As you may be able to tell from my previous blogs, music is just about the most important thing in my life. Of course, my family will always come first but unless my football team is doing exceptionally well (that never happens!), music takes up every spare minute of my time. I suppose therefore that it was only natural that I would eventually find myself involved in the music industry in some way or another. But, the question was: in what way?
I was never very musically gifted. I played the violin at school for a few years and managed to perfect the art of mimicking the sound of nails down a blackboard. However, as I got into rock music, the violin held less and less interest for me and eventually, I gave up.
I turned my attention to the guitar and, for a while, persevered with it. I took lessons for a few months and then even bought a couple of guitars of my own; a Tanglewood electro-acoustic and a black Ibanez electric guitar. The problem was that I learned left-handed, so I was never able to find or afford the guitar I really wanted – a Jackson Kelly (you know, the cool, pointy one that Marty Friedman used in his Megadeth days).
I would sit in my bedroom and practice diligently – just ask my neighbours who can no longer listen to the intro to ‘Sweet Child O’ Mine’ without grimacing! Unfortunately, I just didn’t have much in the way of natural ability and so, whilst I still dabble, I knew that I’d never be good enough to be in a successful band.
So it was that, with some time on my hands having passed my exams and got the requisite qualifications for my career, I somehow fell into writing. I would call it music journalism, but I will let others be the judge of that.

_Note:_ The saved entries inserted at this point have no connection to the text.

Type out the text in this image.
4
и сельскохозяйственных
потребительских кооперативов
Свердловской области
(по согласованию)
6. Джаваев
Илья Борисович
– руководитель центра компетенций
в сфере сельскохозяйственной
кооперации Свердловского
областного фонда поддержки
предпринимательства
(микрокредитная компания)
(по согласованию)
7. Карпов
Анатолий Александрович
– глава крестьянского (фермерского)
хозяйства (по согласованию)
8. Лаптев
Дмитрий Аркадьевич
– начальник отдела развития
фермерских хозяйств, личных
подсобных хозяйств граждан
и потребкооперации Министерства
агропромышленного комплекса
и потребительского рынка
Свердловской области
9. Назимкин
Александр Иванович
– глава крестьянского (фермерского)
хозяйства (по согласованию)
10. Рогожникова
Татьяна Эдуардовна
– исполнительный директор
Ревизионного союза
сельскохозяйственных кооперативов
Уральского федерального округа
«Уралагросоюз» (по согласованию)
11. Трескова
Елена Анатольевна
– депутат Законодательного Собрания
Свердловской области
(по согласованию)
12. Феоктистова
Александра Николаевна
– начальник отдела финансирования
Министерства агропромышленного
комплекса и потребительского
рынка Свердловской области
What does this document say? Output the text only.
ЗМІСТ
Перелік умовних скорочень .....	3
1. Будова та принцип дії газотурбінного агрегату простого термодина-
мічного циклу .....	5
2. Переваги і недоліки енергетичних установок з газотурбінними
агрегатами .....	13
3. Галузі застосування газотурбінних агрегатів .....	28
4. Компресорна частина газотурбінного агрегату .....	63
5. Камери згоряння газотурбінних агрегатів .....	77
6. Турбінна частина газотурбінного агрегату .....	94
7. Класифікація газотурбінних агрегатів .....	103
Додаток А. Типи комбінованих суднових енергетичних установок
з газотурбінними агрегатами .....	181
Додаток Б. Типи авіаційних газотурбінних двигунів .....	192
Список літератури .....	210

I discovered Powerplay Magazine whilst on a course in Glasgow and was immediately impressed with the content, specifically the reviews section. Every genre of rock and metal was covered within the most comprehensive reviews section I had ever seen in print. I loved the fact that I finally had a magazine that catered for all of my wide tastes within rock/metal, from prog to death metal and back again. Up to that point, I had read Terrorizer (and still do), but I wanted something to balance out the all-out extremity upon which this magazine rightly focused so well. Kerrang! was no longer an option and Metal Hammer was a bit hit-and-miss at that time. I soon decided to subscribe to Powerplay and it was a few months later that I saw an advert within it, asking for contributors. I felt strangely compelled to reply and so I fired off an email to the editor, Mark.
I had never written for anything or anyone before but I was up for the challenge. At school, I seemed to do well in English, so maybe I wasn’t too bad at constructing a sentence. Also, throughout my teens and early 20s, I was always keen to share my love of music with others. My first instinct to hearing something good for the first time was to share my discovery. Sometimes, I’d call my brother or my friends or, as technology advanced, send a frantic text message. This then appeared to be the perfect way to share my love of music and my discoveries with a wider audience.
I was delighted when I received an email back from the editor offering me a trial. I was immediately informed that I wouldn’t get paid for my work but I wasn’t bothered in the slightest – I was finally going to be involved in the music business. I received two albums to review and I sat at the computer for hours painstakingly trying to construct something both interesting and concise. I look back at those early efforts and I cringe slightly, but for a first attempt, I was quite pleased.
The magazine naturally works about a month behind, so it was four long weeks before I received Issue 80 and was able to see my name in print for the first time. My fingers trembled in excitement as I thumbed through the magazine hunting for my contributions, but it was all worth it. I must admit that, even six years and nearly 70 editions later, I still get the buzz from seeing my name in print!
It was all a bit of a whirlwind from there as within a few short months, I began to conduct interviews with bands and was even given the honour of a front-cover article, in the shape of an interview with Def Leppard’s singer, Joe Elliot.
I have enjoyed the experience so much over the years that I have now started to write for other outlets too. For the last few months I have been contributing to the website ThisIsNotAScene (website) following a tip-off from a friend on Twitter (thanks Spike) and, through a connection at ThisIsNotAScene, I have even more recently started offering my services to Ghost Cult (website).
Whilst I still harbour the wish to one day get paid for my writing, I currently do all this for the love of the music. What’s more, I will continue whether or not I eventually earn a few quid because I genuinely enjoy what I do. It gives me the opportunity to be involved in the scene in a privileged way and offers me the opportunity to give something back. After all, I have had the best part of 20 years’ entertainment from all these bands – it’s the least I can do!